Oil - Market Cycles - 22nd February 2023
Has the 18 month component low formed in crude oil? A triangulation forms with the 80 day VTL providing a crucial line the sand for the next move
Essentials: Nominal Model | FLD | FLD Trading Strategy | FLD Trading Strategy (Advanced) | Principle of Nominality | Underlying Trend | Time Frequency Analysis
Analysis Summary
WTI Crude oil has moved sideways since our last update, notionally establishing the 80 day nominal low at a higher low than the low in December. However, that low is somewhat tenuous, with an overall fairly flat shape to the 80 day component, leaving us in some limbo as to the position of the 18 month component. The move to the 54 month FLD support around 55-60 is still very much a viable area but time is running out and it is worth looking at the bullish options in this report.

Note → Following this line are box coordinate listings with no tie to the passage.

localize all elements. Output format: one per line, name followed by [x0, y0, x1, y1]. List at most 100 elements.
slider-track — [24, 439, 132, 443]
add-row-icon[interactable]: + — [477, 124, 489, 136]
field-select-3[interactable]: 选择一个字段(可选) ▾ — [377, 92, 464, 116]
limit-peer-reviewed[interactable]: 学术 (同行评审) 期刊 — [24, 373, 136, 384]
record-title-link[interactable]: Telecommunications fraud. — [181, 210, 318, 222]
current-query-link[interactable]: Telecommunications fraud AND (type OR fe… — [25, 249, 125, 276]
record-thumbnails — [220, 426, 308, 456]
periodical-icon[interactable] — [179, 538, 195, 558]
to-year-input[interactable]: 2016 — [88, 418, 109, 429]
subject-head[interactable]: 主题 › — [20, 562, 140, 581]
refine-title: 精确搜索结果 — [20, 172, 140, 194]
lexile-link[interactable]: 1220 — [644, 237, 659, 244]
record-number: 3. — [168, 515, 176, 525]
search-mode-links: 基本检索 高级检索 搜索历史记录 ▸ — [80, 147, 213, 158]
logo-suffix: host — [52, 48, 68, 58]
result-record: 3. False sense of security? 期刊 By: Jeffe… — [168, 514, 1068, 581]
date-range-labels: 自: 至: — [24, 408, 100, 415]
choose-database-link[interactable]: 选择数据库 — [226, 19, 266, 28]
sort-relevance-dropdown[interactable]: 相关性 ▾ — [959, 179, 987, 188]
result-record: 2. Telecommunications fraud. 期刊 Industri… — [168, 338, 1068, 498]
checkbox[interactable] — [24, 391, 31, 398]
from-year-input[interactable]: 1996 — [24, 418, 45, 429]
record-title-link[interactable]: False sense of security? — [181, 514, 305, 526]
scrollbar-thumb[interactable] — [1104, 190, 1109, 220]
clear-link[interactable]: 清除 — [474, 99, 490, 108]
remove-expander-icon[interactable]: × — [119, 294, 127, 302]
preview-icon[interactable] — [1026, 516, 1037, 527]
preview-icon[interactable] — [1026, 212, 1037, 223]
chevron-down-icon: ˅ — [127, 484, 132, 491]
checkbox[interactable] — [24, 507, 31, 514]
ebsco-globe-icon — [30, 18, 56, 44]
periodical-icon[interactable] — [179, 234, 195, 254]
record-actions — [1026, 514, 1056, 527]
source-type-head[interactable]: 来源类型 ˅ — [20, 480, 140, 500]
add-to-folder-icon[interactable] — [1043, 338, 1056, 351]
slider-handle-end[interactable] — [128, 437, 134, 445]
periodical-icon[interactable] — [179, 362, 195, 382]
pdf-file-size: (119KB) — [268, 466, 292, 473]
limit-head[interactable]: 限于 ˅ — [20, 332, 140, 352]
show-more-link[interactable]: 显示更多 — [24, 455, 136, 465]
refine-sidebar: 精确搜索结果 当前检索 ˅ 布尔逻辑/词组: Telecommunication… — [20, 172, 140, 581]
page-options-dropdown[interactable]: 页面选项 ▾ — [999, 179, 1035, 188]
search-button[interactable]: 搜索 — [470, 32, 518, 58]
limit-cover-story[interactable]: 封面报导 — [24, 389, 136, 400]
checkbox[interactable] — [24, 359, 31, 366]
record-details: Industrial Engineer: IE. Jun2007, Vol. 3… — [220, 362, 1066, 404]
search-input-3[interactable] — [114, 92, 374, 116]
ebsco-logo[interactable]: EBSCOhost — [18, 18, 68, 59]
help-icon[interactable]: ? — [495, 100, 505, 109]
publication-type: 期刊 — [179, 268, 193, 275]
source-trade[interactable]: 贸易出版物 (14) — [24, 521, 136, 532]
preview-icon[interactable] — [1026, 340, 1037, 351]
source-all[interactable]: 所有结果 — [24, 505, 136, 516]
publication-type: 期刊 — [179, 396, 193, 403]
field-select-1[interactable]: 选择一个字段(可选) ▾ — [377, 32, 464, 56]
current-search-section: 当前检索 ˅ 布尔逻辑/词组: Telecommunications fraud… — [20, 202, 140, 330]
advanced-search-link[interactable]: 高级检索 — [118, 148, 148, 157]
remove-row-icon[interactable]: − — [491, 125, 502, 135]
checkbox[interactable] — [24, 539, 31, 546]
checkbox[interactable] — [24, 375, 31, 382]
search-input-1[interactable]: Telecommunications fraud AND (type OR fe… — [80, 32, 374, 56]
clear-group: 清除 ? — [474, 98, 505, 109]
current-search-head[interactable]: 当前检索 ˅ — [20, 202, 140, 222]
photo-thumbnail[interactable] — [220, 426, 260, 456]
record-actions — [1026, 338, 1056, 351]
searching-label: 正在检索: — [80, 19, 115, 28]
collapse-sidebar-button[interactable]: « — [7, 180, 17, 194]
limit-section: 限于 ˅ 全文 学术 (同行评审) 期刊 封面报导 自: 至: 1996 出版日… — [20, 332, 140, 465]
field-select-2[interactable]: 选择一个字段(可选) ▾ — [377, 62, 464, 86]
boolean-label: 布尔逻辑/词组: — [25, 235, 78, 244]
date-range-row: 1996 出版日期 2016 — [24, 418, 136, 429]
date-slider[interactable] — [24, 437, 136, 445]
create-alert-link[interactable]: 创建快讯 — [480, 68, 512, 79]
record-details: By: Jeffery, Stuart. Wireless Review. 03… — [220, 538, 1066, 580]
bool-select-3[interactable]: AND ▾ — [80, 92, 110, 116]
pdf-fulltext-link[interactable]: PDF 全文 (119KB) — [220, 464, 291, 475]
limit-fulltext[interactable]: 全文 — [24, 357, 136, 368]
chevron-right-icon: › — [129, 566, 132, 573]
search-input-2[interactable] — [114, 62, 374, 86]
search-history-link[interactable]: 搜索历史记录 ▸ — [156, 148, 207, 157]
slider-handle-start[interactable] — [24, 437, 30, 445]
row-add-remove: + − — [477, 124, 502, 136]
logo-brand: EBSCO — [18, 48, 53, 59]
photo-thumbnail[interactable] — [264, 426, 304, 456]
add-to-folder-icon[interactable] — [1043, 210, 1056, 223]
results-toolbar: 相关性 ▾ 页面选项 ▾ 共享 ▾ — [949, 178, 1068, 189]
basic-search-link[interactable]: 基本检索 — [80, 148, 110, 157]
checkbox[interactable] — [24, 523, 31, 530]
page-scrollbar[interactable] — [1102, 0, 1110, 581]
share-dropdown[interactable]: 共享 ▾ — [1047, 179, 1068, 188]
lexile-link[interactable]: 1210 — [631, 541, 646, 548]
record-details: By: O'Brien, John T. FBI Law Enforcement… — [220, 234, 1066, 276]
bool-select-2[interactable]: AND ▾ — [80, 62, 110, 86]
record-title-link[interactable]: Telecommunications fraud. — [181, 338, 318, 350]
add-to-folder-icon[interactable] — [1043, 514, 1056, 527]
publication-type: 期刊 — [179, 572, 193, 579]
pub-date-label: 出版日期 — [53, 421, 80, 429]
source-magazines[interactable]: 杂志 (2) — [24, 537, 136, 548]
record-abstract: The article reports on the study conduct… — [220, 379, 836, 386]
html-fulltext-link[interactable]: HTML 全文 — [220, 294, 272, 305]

The 18 month component is running at around 17 months from the time frequency analysis and is currently 17.9 months along it’s phase, assuming the previous low was in August 2021. A move to the 54 month low in the next month or two will dictate a shift in that low to December 2021. This would, however, represent a significant frequency modulation from the sample average duration of around 17 months. This should be considered when speculating on the position of the longer component. Price is currently sitting directly under the 18 month FLD peak, a price trough here representing a flat underlying trend, perhaps what we might expect from the proposed final 18 month component of the larger wave.